There are quite a few notable advances covered here. First, the use of K⁺ channels to hyperpolarize and inactivate the excitable cells is intriguing and powerful. Second, the shift to use of longer wavelength light, green in this case, instead of the shorter wavelength blue light that is typically used, could allow for deeper penetration of transcranially applied light. They believe that there could be some sensitivity of these channels to even longer red-shifted light which could penetrate even deeper into brain tissue. Third, the delivery of light transcranially, obviating the need for invasive intracranial implantation of the light source which causes local inflammation, increases the risk for infection, bleeding, and other complications, and causes a small temperature change when illuminated, is a decided advantage.
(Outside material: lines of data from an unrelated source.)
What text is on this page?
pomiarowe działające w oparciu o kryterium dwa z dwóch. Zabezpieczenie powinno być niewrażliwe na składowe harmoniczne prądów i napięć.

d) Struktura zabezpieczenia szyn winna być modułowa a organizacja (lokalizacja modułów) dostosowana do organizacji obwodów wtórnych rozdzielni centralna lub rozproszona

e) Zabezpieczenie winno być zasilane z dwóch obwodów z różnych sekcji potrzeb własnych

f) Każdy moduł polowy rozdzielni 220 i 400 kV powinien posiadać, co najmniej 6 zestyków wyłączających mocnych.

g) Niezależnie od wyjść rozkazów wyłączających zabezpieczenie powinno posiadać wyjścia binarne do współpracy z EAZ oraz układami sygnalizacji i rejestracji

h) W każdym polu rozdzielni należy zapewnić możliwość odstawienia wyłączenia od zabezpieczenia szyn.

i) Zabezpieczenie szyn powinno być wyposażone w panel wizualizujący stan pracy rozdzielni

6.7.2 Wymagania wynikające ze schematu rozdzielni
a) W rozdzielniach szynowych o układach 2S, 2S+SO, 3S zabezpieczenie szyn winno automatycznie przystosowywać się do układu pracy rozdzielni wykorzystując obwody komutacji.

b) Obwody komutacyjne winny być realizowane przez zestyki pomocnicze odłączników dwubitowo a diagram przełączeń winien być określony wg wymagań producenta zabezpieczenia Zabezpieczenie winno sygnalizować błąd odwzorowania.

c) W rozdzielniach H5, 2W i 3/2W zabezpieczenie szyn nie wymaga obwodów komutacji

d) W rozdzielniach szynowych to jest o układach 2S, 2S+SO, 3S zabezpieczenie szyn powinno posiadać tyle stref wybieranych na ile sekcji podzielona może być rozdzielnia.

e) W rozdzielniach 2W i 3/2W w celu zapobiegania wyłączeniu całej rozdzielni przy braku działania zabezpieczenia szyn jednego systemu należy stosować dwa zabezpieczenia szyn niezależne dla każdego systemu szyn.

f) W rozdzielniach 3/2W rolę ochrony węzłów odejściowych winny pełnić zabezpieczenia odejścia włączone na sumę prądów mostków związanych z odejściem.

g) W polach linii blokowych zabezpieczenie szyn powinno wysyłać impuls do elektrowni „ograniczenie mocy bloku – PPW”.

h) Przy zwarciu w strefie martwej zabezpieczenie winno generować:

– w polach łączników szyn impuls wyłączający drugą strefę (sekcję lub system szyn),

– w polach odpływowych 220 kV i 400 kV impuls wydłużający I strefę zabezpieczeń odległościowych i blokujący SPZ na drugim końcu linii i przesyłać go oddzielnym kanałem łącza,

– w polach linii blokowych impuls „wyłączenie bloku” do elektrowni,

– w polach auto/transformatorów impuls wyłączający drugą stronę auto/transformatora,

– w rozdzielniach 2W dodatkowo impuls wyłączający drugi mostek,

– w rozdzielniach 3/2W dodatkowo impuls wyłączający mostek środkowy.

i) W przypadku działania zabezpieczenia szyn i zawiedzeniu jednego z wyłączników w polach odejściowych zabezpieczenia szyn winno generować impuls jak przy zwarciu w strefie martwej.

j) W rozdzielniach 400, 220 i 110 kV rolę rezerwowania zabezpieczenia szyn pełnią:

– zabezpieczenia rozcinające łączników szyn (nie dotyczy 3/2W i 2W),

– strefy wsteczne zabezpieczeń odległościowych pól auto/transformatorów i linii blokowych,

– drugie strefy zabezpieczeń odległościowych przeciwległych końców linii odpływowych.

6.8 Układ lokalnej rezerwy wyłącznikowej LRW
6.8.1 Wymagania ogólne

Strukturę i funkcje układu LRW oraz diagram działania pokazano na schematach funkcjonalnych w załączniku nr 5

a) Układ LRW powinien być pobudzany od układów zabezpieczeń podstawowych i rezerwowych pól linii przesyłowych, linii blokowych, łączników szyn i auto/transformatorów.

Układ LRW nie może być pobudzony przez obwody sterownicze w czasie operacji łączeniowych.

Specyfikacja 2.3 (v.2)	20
Transcranial techniques have been used for some time for imaging. For example, transcranial Dopplers are becoming more and more mainstream for neuromodulation (eg, transcranial direct current stimulation, transcranial magnetic stimulation, etc) in a variety of diagnostic and therapeutic paradigms. ⁷

It is a strength of this study that they were able to reduce epileptiform discharges, seizures, and status epilepticus in three different experimental animal models. In one of the models, they even reduced the likelihood of mortality from status epilepticus, an important cause of mortality in patients with seizures and epilepsy. ⁸

While the seizure and status epilepticus aborting possibilities of this approach are exciting and powerful, another intriguing possibility is that such therapies could be applied following traumatic brain injury to reduce epileptogenesis. While all the underpinnings of epileptogenesis are not completely understood, at least some of epileptogenesis is likely due to use-dependent anatomical and circuit reorganization in the hippocampus. ⁹ Perhaps ways could be devised to express the channelrhodopsins in the highly metabolically active cells undergoing epileptogenesis, and then apply transcranial light to therapeutically mitigate the development of epilepsy. While probably not ready for prime-time human application, such an approach could prove useful in preclinical models to better understand mechanisms and develop mitigation strategies that could be applied to patients.

Certainly, a limitation of this study is that intracranial AAV injections were still required to express the channelrhodopsin in hippocampal cells. This would need to be overcome before this could be applied in humans. One method to deliver the channelrhodopsin to cells of interest could be through the use of molecularly tagged nanoparticles or other peripheral delivery systems, the development of which may be enhanced through the use of modern machine learning algorithms. ¹⁰ These could be packed with the gene therapy vector, coated with antibodies against hippocampal selective antigens, and injected intravenously. A challenge with nanoparticles is that they require transcytosis to cross the blood-brain barrier. The blood-brain barrier can be disrupted with focally applied ultrasound, but alternative methods are being developed to overcome this for other applications. Another open question is whether enough transcranial applied light could penetrate the thicker human skull to reach and activate the channelrhodopsin in the larger human brain. Though there are still details to work out, this is a step in a good direction toward having additional therapies for intervention in epilepsy.